My first employment was a six-month contract assignment in the Finance department of an MNC. After the assignment expired, I continued to send out countless CVs to Banks and Financial Institutions. However, after more than 10 interviews for various positions in different Banks and Financial Institutions, I was still unemployed.
During that time, I took on various temporary/hourly pay assignments doing general admin for a couple of months before I finally struck a deal with a recruitment specialist from one of the employment agencies, which eventually resulted in me being with my current employer for almost 8.5 years.
The recruitment specialist needed a temporary staff to assist in a three-day assignment with a company that was in the process of relocating its office. As she explained to me, it was going to be hard work - moving big cardboard boxes of stuff from the office to the storeroom on my own the entire day for the next three days - for $5/hr. No one else before me was willing to take on this job. So I took the opportunity to strike a deal with the recruitment specialist. My condition was that I was willing to help her with this assignment if she could help assign me to the next available job in a bank - any job in any bank (I was that desperate to get into the industry).

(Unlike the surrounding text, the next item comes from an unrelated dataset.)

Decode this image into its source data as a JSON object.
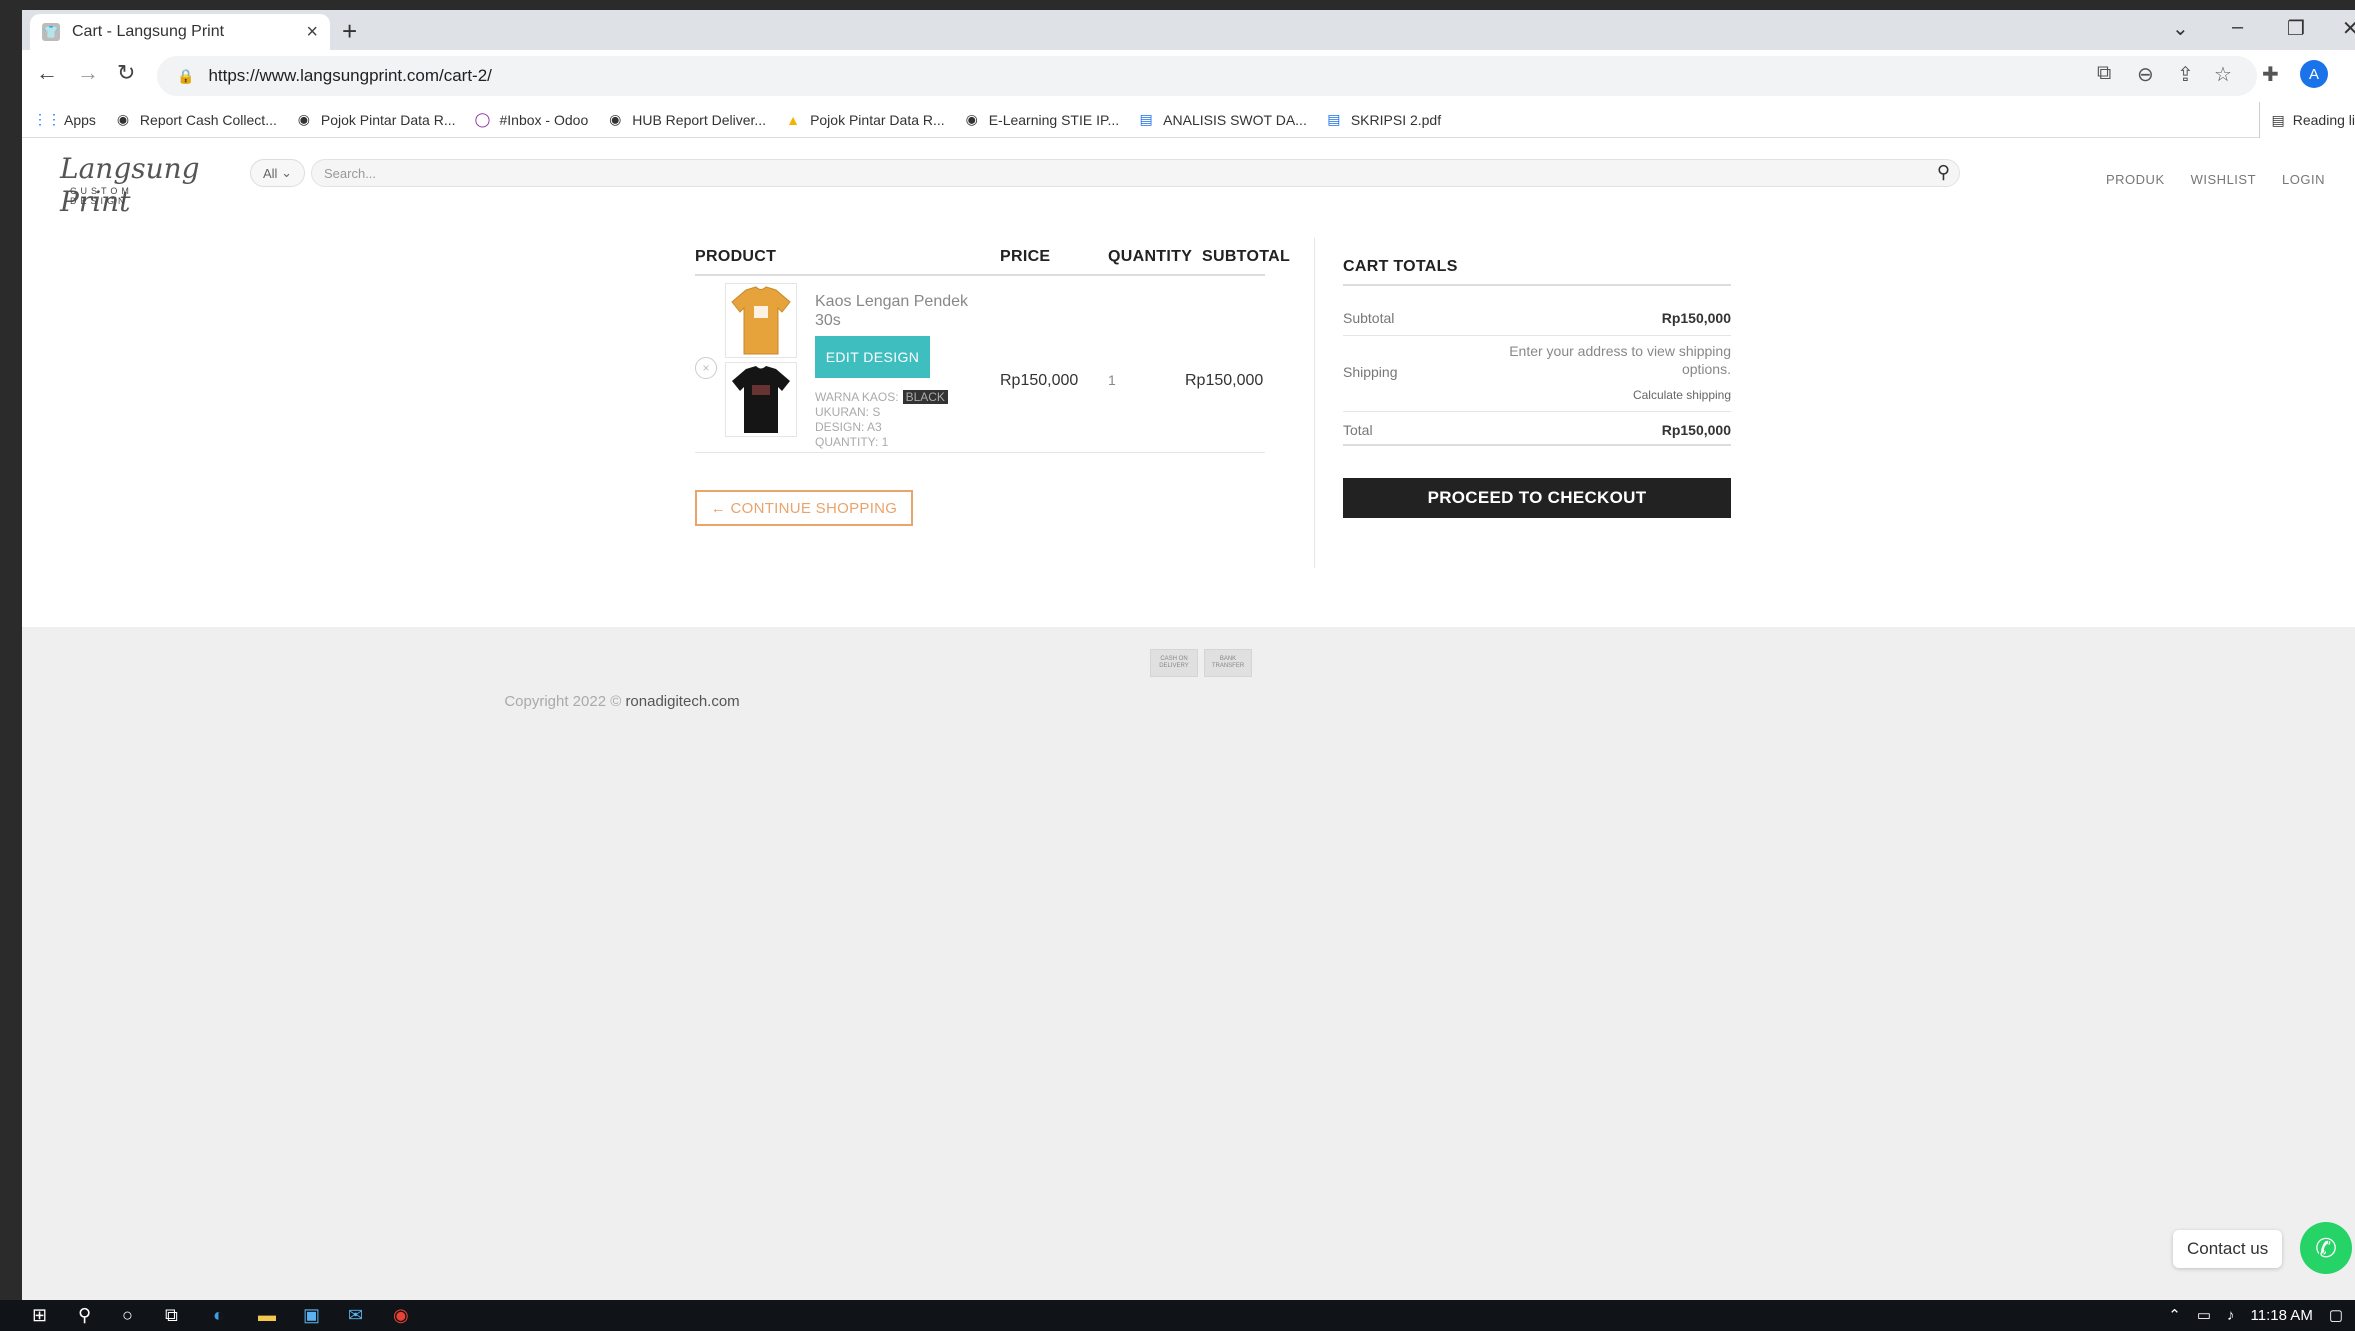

Indeed, a week after my back-breaking assignment, the recruitment specialist finally called and told me about the availability of a $6/hr admin job with a foreign bank.
So, off I went and as soon as I stepped into the posh lobby, I told myself - I had to get myself employed full-time at this place!
Initially, I was assigned to assist in archiving documents electronically in a tiny windowless room (within this posh office) with no contact with anyone or anything other than a PC hooked up to a digital document scanner. But as luck would have it, on the third day, I was assigned to assist in a project involving changes made to the US Withholding Tax laws as the Project manager then was faced with a tight deadline and insufficient staff. My task was to prepare mailers to be sent to the banks' clients.
So, I decided to take the opportunity to find out more about the US Withholding Tax laws through my own research. That enthusiasm and initiative paid off as my manager noticed and was impressed with my attitude towards work. I was offered a full-year contract within the same month. And after a year or two as an assistant in the Bank's Back Office Operations department, I was invited to join (as one of three members within the team) a newly formed department focused in managing the bank's operational risk.
I stayed in that team for the next three years before my next big break (about three years ago) when I had the opportunity to join the Foreign Exchange Advisory team as a trainee. I have since progressed (under the guidance of my mentor and helpful colleagues) to become a senior member of the department, leading a team of five.
It has been almost 8.5 years since the day I joined the bank as a temp staff scanning documents in a windowless 5x3 room.
I hope my story of persistent hard work, initiative and a bit of luck, will inspire fresh graduates who will be looking to join the workforce during one of the most difficult periods in recent times.